Безымянная война
Долгое время конфликт 1954−1962 годов оставался для Франции просто «событиями» (или даже более многозначительно — «теми событиями», которые даже в школьной программе не упоминались). Почему? Алжир в восприятии французов не был колонией — он был провозглашён частью страны. Отдалённой, во многом чуждой, но французской провинцией. А значит, нация была едина. Война же, как объясняли официальные лица Франции, должна затрагивать два разных народа. А тут — просто мероприятия по наведению порядка, внутреннее дело суверенной страны, как было заявлено миру ещё в 1958 году.
Парадоксальным образом французское непризнание войны войной позволяло и Алжиру, для которого конфликт был и остаётся революцией и войной за независимость, снимать с себя всякую ответственность за насилие Фронта национального освобождения против мирного населения, включая теракты.
Итак, для официальной Франции не было войны, не было и её ужасов и последствий. Не было зверств и пыток, массовых расстрелов, насилия и террора. Не было исхода «черноногих» и сефардов, не было трагедии алжирцев-мусульман: гражданских, лояльных Франции, и военных, верно ей служивших, уцелевших от резни, но встреченных на французской земле как подозрительные отщепенцы.
Политика интеграции
В конце 1990-х Франция наконец-то обратила внимание на то, что мусульманское население надо не просто принимать, но ещё и интегрировать. В стране появились Министерство социальной деятельности и Высший совет по интеграции, который в 1991 году сформулировал доктрину, признававшую культурные различия представителей разных наций. К иммигрантам перестали относиться как к чему-то временному, учились адаптироваться к жизни в мультикультурном обществе.

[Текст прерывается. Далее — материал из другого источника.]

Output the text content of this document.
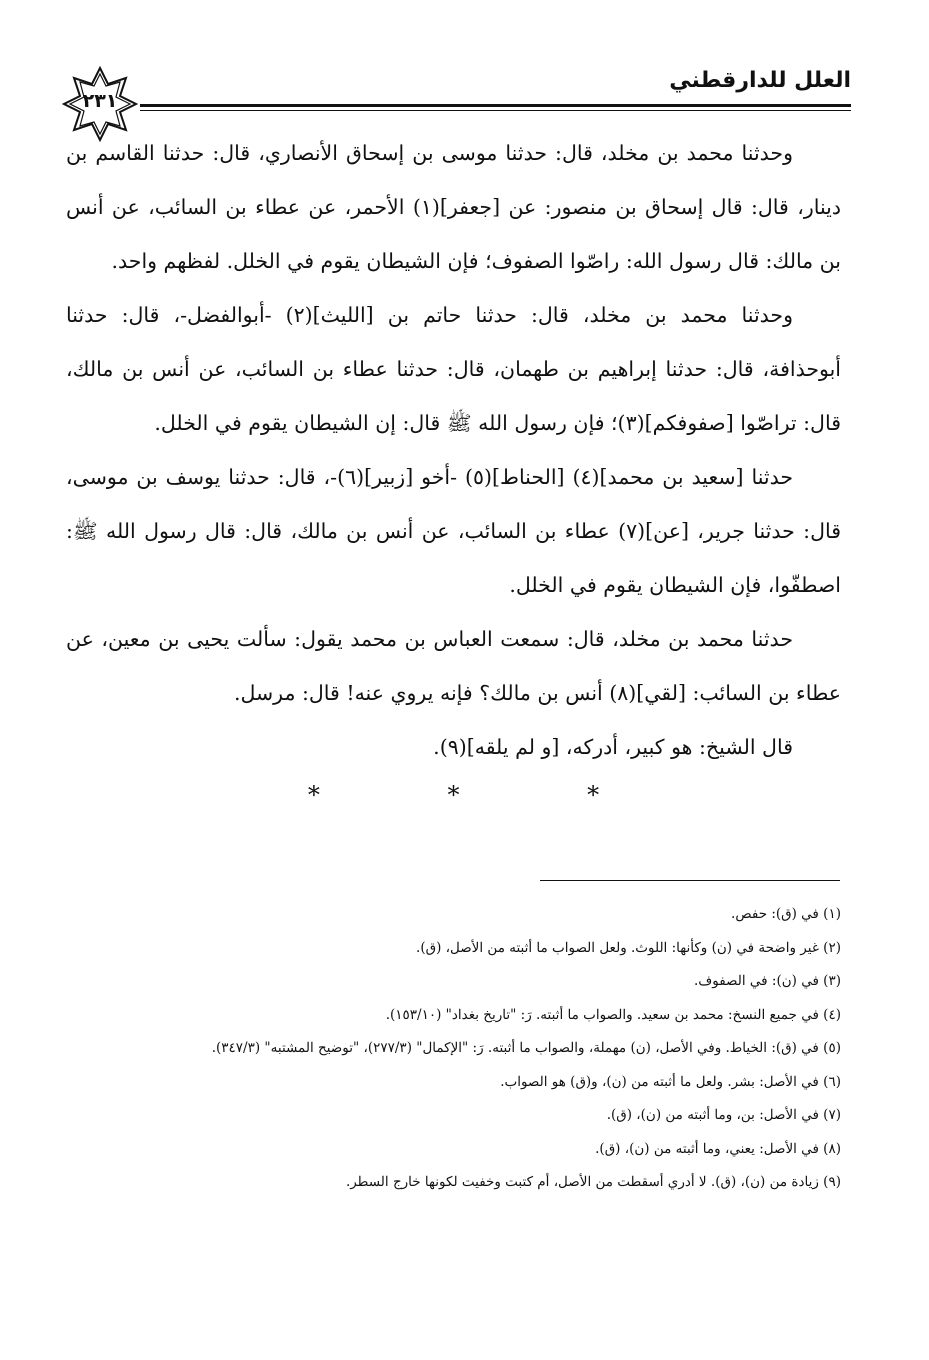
العلل للدارقطني
٢٣١

وحدثنا محمد بن مخلد، قال: حدثنا موسى بن إسحاق الأنصاري، قال: حدثنا القاسم بن دينار، قال: قال إسحاق بن منصور: عن [جعفر](١) الأحمر، عن عطاء بن السائب، عن أنس بن مالك: قال رسول الله: راصّوا الصفوف؛ فإن الشيطان يقوم في الخلل. لفظهم واحد.

وحدثنا محمد بن مخلد، قال: حدثنا حاتم بن [الليث](٢) -أبوالفضل-، قال: حدثنا أبوحذافة، قال: حدثنا إبراهيم بن طهمان، قال: حدثنا عطاء بن السائب، عن أنس بن مالك، قال: تراصّوا [صفوفكم](٣)؛ فإن رسول الله ﷺ قال: إن الشيطان يقوم في الخلل.

حدثنا [سعيد بن محمد](٤) [الحناط](٥) -أخو [زبير](٦)-، قال: حدثنا يوسف بن موسى، قال: حدثنا جرير، [عن](٧) عطاء بن السائب، عن أنس بن مالك، قال: قال رسول الله ﷺ: اصطفّوا، فإن الشيطان يقوم في الخلل.

حدثنا محمد بن مخلد، قال: سمعت العباس بن محمد يقول: سألت يحيى بن معين، عن عطاء بن السائب: [لقي](٨) أنس بن مالك؟ فإنه يروي عنه! قال: مرسل.

قال الشيخ: هو كبير، أدركه، [و لم يلقه](٩).

* * *

(١) في (ق): حفص.

(٢) غير واضحة في (ن) وكأنها: اللوث. ولعل الصواب ما أثبته من الأصل، (ق).

(٣) في (ن): في الصفوف.

(٤) في جميع النسخ: محمد بن سعيد. والصواب ما أثبته. رَ: "تاريخ بغداد" (١٥٣/١٠).

(٥) في (ق): الخياط. وفي الأصل، (ن) مهملة، والصواب ما أثبته. رَ: "الإكمال" (٢٧٧/٣)، "توضيح المشتبه" (٣٤٧/٣).

(٦) في الأصل: بشر. ولعل ما أثبته من (ن)، و(ق) هو الصواب.

(٧) في الأصل: بن، وما أثبته من (ن)، (ق).

(٨) في الأصل: يعني، وما أثبته من (ن)، (ق).

(٩) زيادة من (ن)، (ق). لا أدري أسقطت من الأصل، أم كتبت وخفيت لكونها خارج السطر.
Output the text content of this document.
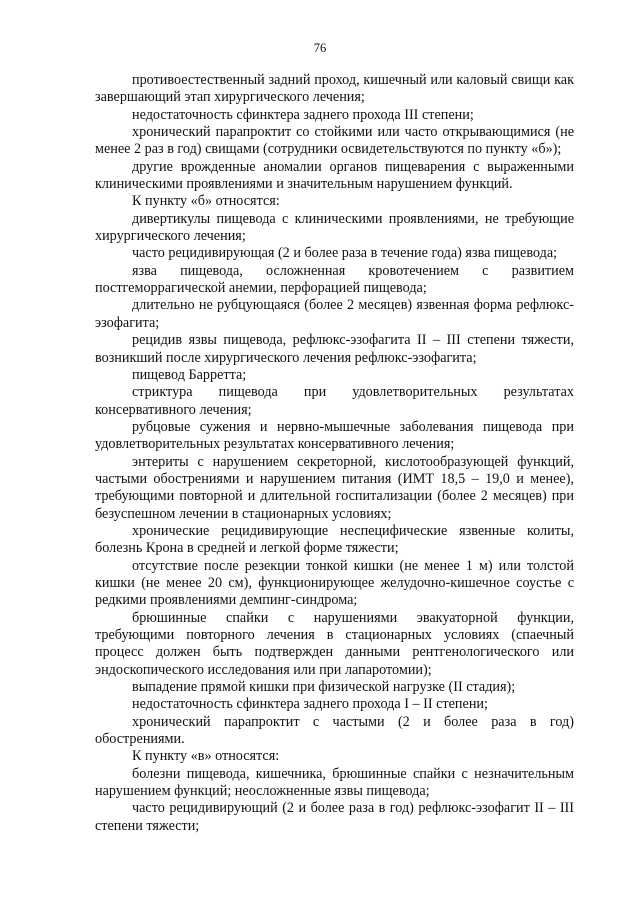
76

противоестественный задний проход, кишечный или каловый свищи как завершающий этап хирургического лечения;

недостаточность сфинктера заднего прохода III степени;

хронический парапроктит со стойкими или часто открывающимися (не менее 2 раз в год) свищами (сотрудники освидетельствуются по пункту «б»);

другие врожденные аномалии органов пищеварения с выраженными клиническими проявлениями и значительным нарушением функций.

К пункту «б» относятся:

дивертикулы пищевода с клиническими проявлениями, не требующие хирургического лечения;

часто рецидивирующая (2 и более раза в течение года) язва пищевода;

язва пищевода, осложненная кровотечением с развитием постгеморрагической анемии, перфорацией пищевода;

длительно не рубцующаяся (более 2 месяцев) язвенная форма рефлюкс-эзофагита;

рецидив язвы пищевода, рефлюкс-эзофагита II – III степени тяжести, возникший после хирургического лечения рефлюкс-эзофагита;

пищевод Барретта;

стриктура пищевода при удовлетворительных результатах консервативного лечения;

рубцовые сужения и нервно-мышечные заболевания пищевода при удовлетворительных результатах консервативного лечения;

энтериты с нарушением секреторной, кислотообразующей функций, частыми обострениями и нарушением питания (ИМТ 18,5 – 19,0 и менее), требующими повторной и длительной госпитализации (более 2 месяцев) при безуспешном лечении в стационарных условиях;

хронические рецидивирующие неспецифические язвенные колиты, болезнь Крона в средней и легкой форме тяжести;

отсутствие после резекции тонкой кишки (не менее 1 м) или толстой кишки (не менее 20 см), функционирующее желудочно-кишечное соустье с редкими проявлениями демпинг-синдрома;

брюшинные спайки с нарушениями эвакуаторной функции, требующими повторного лечения в стационарных условиях (спаечный процесс должен быть подтвержден данными рентгенологического или эндоскопического исследования или при лапаротомии);

выпадение прямой кишки при физической нагрузке (II стадия);

недостаточность сфинктера заднего прохода I – II степени;

хронический парапроктит с частыми (2 и более раза в год) обострениями.

К пункту «в» относятся:

болезни пищевода, кишечника, брюшинные спайки с незначительным нарушением функций; неосложненные язвы пищевода;

часто рецидивирующий (2 и более раза в год) рефлюкс-эзофагит II – III степени тяжести;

Такая смена общей политики повлияла и на парламент, который в 1999 году признал «те события в Алжире» войной. Страны наконец подписали декларацию, в которой говорилось об «особом партнёрстве». Заработала дипломатия: президент Алжира Абдель Азиз Бутефлика побывал во Франции в 2000 году, в 2003 году Алжир посетил Жак Ширак. Казалось бы, был сделан шаг к заключению договора о дружбе.
Дипломатические качели
Но отношения двух стран на протяжении 21-го века до сих пор больше всего напоминают качели, где каждое слово, каждый поступок дипломатов может нарушить равновесие. Алжир требовал от Франции не просто шагов, а официального покаяния, которое так и не прозвучало. После того как посол Франции в Алжире неаккуратно высказался о трагедии в Сетифе (в 1945 году там произошли стычки между жителями Алжира и французской полицией; кто был зачинщиком инцидента, разобраться сложно, жертвы были с обеих сторон), отношения вновь начали буксовать. Усугубило ситуацию то, что президент Франции Николя Саркози активно боролся против режима Каддафи в Ливии, а Алжир традиционно поддерживал его.
Франсуа Олланд в 2012 году попытался выровнять ситуацию. Выступая перед парламентариями Алжира, он признал несправедливость колониальной системы, а также пообещал компенсировать ущерб, нанесённый ядерными испытаниями в Сахаре. Алжиру этого было недостаточно: он продолжал ждать покаяния, а эти слова опять не были сказаны. Хрупкое равновесие нарушила неуместная шутка: в 2013 году президент Франции поздравил премьер-министра страны с тем, что он вернулся из Алжира живым. Те, кому нужно было, услышали и юмор не оценили.
Произнести слова покаяния смог только Эмманюэль Макрон в 2017 году, но он тогда ещё был не президентом, а лишь кандидатом на главный пост. Он сказал, что завоевание Алжира было преступлением против человечности, а колонизация стала чёрной страницей в истории Франции, за которую надо принести извинения. Казалось бы, решительный шаг сделан, но Франция начала торговаться: в обмен на признание вины потребовала позволить французам, которые родились в Алжире, вернуться на историческую родину (для Алжира эти люди коллаборанты и предатели). Более того, в 2021 году Макрон внезапно позволил себе усомниться в том, что Алжир существовал как государство до прихода французов. Дело закончилось отзывом алжирского посла, а в 2022 году странам пришлось подписать новую совместную декларацию и заявить о «необратимой динамике прогресса». И что-то подсказывает, что слышим мы это не в последний раз.